We received the following email from a client yesterday:
“I’ve had a problem for about a year with my company website. It makes me attempt the login 3-5 times before getting into the backend, and then when I’m in, I have to save any change I make to the site either 2, 3, or 4 times. I just dealt with this weird issue for a while but I can’t take it anymore. I don’t have any coding or technical experience (I’m a long-term amateur Joomla guy). I’m wondering if you guys could help.”
We were perplexed, because we really haven’t seen anything like this before, except maybe for this, but it really didn’t apply to our client since he wasn’t being redirected from www to non-www (or vice versa) when he tried to login and the problem was also happening when he was trying to save articles (or any content item, as we later discovered).
So, we started testing the website and it was very annoying, every time we tried to login we had to login multiple times. The first time it was showing a blank page, and the second time it was showing the following error:
The most recent request was denied because it contained an invalid security token. Please refresh the page and try again.
The third time the website displayed the above error again, and then, when we went to the login page the fourth time (or the fifth time), the website logged us in immediately (without even having to re-enter the username and password).
Now, of course, we wanted to know why the website was showing a blank page the first time we tried to login… So, we set error reporting to Maximum in the configuration.php file and then we tried to login again, and this time, the first time we tried to login, we saw the following error:
Fatal error: Call to a member function checkSession() on a non-object in plugins/user/joomla/joomla.php on line 216
A quick research on the above error revealed that the cause of the problem was the presence of the folder libraries/joomla/plugin folder, which was there from a previous Joomla version, and so we deleted the libraries/joomla/plugin folder, thinking that this would solve the main problem. But it didn’t, it just redirected us to the login page the first time we tried to login (the second time [and the third time, and the fourth time] it still showed the error “The most recent request was denied…”), and so we continued testing and experimenting.
We then remarked something: when we modified an article in the backend, it was modified immediately in the database, but it was still loading the old article in the backend, which meant that the issue was caused by an aggressive type of browser caching. Aha!

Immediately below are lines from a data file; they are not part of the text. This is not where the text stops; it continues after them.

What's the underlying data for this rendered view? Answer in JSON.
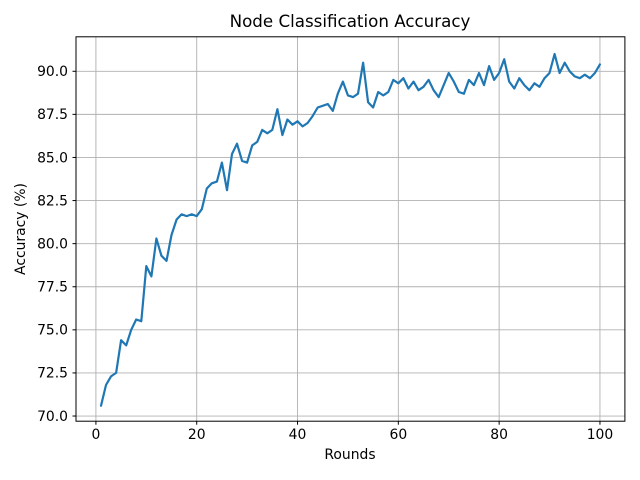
{
  "chart_data": {
    "type": "line",
    "title": "Node Classification Accuracy",
    "xlabel": "Rounds",
    "ylabel": "Accuracy (%)",
    "grid": true,
    "legend": false,
    "xlim": [
      -3.95,
      104.95
    ],
    "ylim": [
      69.7,
      92.0
    ],
    "xticks": [
      0,
      20,
      40,
      60,
      80,
      100
    ],
    "xtick_labels": [
      "0",
      "20",
      "40",
      "60",
      "80",
      "100"
    ],
    "yticks": [
      70.0,
      72.5,
      75.0,
      77.5,
      80.0,
      82.5,
      85.0,
      87.5,
      90.0
    ],
    "ytick_labels": [
      "70.0",
      "72.5",
      "75.0",
      "77.5",
      "80.0",
      "82.5",
      "85.0",
      "87.5",
      "90.0"
    ],
    "series": [
      {
        "name": "accuracy",
        "color": "#1f77b4",
        "line_width": 2,
        "x": [
          1,
          2,
          3,
          4,
          5,
          6,
          7,
          8,
          9,
          10,
          11,
          12,
          13,
          14,
          15,
          16,
          17,
          18,
          19,
          20,
          21,
          22,
          23,
          24,
          25,
          26,
          27,
          28,
          29,
          30,
          31,
          32,
          33,
          34,
          35,
          36,
          37,
          38,
          39,
          40,
          41,
          42,
          43,
          44,
          45,
          46,
          47,
          48,
          49,
          50,
          51,
          52,
          53,
          54,
          55,
          56,
          57,
          58,
          59,
          60,
          61,
          62,
          63,
          64,
          65,
          66,
          67,
          68,
          69,
          70,
          71,
          72,
          73,
          74,
          75,
          76,
          77,
          78,
          79,
          80,
          81,
          82,
          83,
          84,
          85,
          86,
          87,
          88,
          89,
          90,
          91,
          92,
          93,
          94,
          95,
          96,
          97,
          98,
          99,
          100
        ],
        "y": [
          70.6,
          71.8,
          72.3,
          72.5,
          74.4,
          74.1,
          75.0,
          75.6,
          75.5,
          78.7,
          78.1,
          80.3,
          79.3,
          79.0,
          80.5,
          81.4,
          81.7,
          81.6,
          81.7,
          81.6,
          82.0,
          83.2,
          83.5,
          83.6,
          84.7,
          83.1,
          85.2,
          85.8,
          84.8,
          84.7,
          85.7,
          85.9,
          86.6,
          86.4,
          86.6,
          87.8,
          86.3,
          87.2,
          86.9,
          87.1,
          86.8,
          87.0,
          87.4,
          87.9,
          88.0,
          88.1,
          87.7,
          88.7,
          89.4,
          88.6,
          88.5,
          88.7,
          90.5,
          88.2,
          87.9,
          88.8,
          88.6,
          88.8,
          89.5,
          89.3,
          89.6,
          89.0,
          89.4,
          88.9,
          89.1,
          89.5,
          88.9,
          88.5,
          89.2,
          89.9,
          89.4,
          88.8,
          88.7,
          89.5,
          89.2,
          89.9,
          89.2,
          90.3,
          89.5,
          89.9,
          90.7,
          89.4,
          89.0,
          89.6,
          89.2,
          88.9,
          89.3,
          89.1,
          89.6,
          89.9,
          91.0,
          89.9,
          90.5,
          90.0,
          89.7,
          89.6,
          89.8,
          89.6,
          89.9,
          90.4
        ]
      }
    ]
  },
  "colors": {
    "line": "#1f77b4",
    "grid": "#b0b0b0",
    "spine": "#000000",
    "text": "#000000",
    "background": "#ffffff"
  }
}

So, in order to fix the problem, we instructed the browser not to cache the pages on the Joomla website by adding the following to the very beginning of the .htaccess file (located under the main directory of the website, but we could also have created a different .htaccess file and placed it under the administrator folder):
<FilesMatch "\.(html|htm|php)> FileETag None Header unset ETag Header set Cache-Control "max-age=0, no-cache, no-store, must-revalidate" Header set Pragma "no-cache" Header set Expires "Mon, 01 Jan 1990 00:00:00 GMT" </FilesMatch>
As soon as we added the above code, everything worked normally: we only had to login once and we only had to save content items once. The problem was solved! Hooray!

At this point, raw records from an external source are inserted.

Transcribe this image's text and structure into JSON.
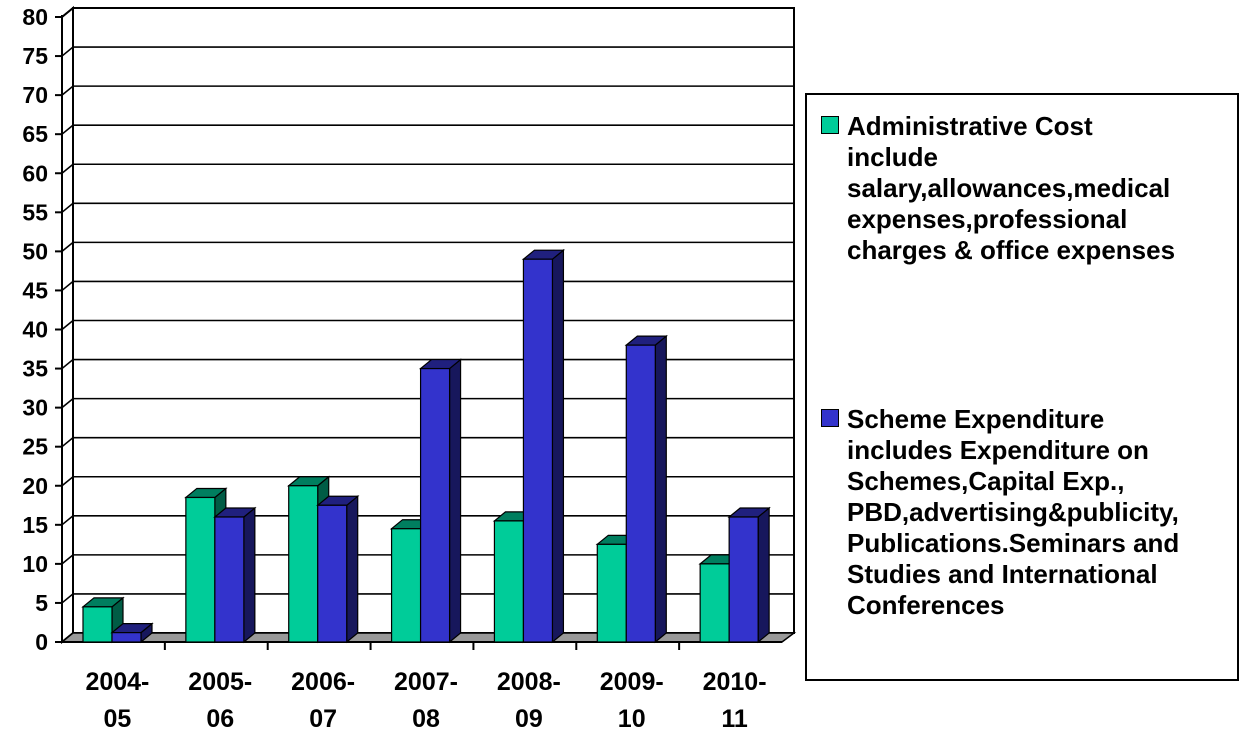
{
  "chart_data": {
    "type": "bar",
    "style": "3d-clustered-column",
    "categories": [
      "2004-05",
      "2005-06",
      "2006-07",
      "2007-08",
      "2008-09",
      "2009-10",
      "2010-11"
    ],
    "category_labels": [
      [
        "2004-",
        "05"
      ],
      [
        "2005-",
        "06"
      ],
      [
        "2006-",
        "07"
      ],
      [
        "2007-",
        "08"
      ],
      [
        "2008-",
        "09"
      ],
      [
        "2009-",
        "10"
      ],
      [
        "2010-",
        "11"
      ]
    ],
    "series": [
      {
        "name": "Administrative Cost include salary,allowances,medical expenses,professional charges & office expenses",
        "name_lines": [
          "Administrative Cost",
          "include",
          "salary,allowances,medical",
          "expenses,professional",
          "charges & office expenses"
        ],
        "color": "#00CC99",
        "values": [
          4.5,
          18.5,
          20,
          14.5,
          15.5,
          12.5,
          10
        ]
      },
      {
        "name": "Scheme Expenditure includes Expenditure on Schemes,Capital Exp., PBD,advertising&publicity, Publications.Seminars and Studies and International Conferences",
        "name_lines": [
          "Scheme Expenditure",
          "includes Expenditure on",
          "Schemes,Capital Exp.,",
          "PBD,advertising&publicity,",
          "Publications.Seminars and",
          "Studies and International",
          "Conferences"
        ],
        "color": "#3333CC",
        "values": [
          1.2,
          16,
          17.5,
          35,
          49,
          38,
          16
        ]
      }
    ],
    "ylim": [
      0,
      80
    ],
    "ytick_step": 5,
    "yticks": [
      "0",
      "5",
      "10",
      "15",
      "20",
      "25",
      "30",
      "35",
      "40",
      "45",
      "50",
      "55",
      "60",
      "65",
      "70",
      "75",
      "80"
    ],
    "grid": true,
    "legend_position": "right",
    "title": "",
    "xlabel": "",
    "ylabel": ""
  }
}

But what caused that aggressive browser caching in the first place?
The website was on a shared hosting, so we assume that the host has enabled this aggressive browser caching at the Apache level in order to reduce the server’s overall traffic (and load).
Now, if you have to login multiple times to your Joomla website and/or you have to save the same article multiple times until you see your changes in the backend, then try adding the above code to your .htaccess file to disable browser caching. If the problem persists, then please contact us. We’ll be happy to help, we always find a solution, and our fees are super affordable!
Thanks so much for this post. We’ve been plagued with a similar problem for the past few months (back-end caching) and this seems to have fixed the problem. Kudos.
I added this to the main, root, .htaccess and it has stopped front-end 403 errors on Internet Explorer 11. Thank you. However, does this mean that all browser caching is now disabled for all website visitors or just for logged-in users with editing access?
Hi Gillian,
If you added the above code to the main .htaccess file, then browser caching will be disabled for all visitors. You should add it to the .htaccess in the administrator folder (if an .htaccess file in the administrator folder does not exist, then you should create it).
Hi everyone. This information is still current and thank you very much for leaving it published. Take care of your health!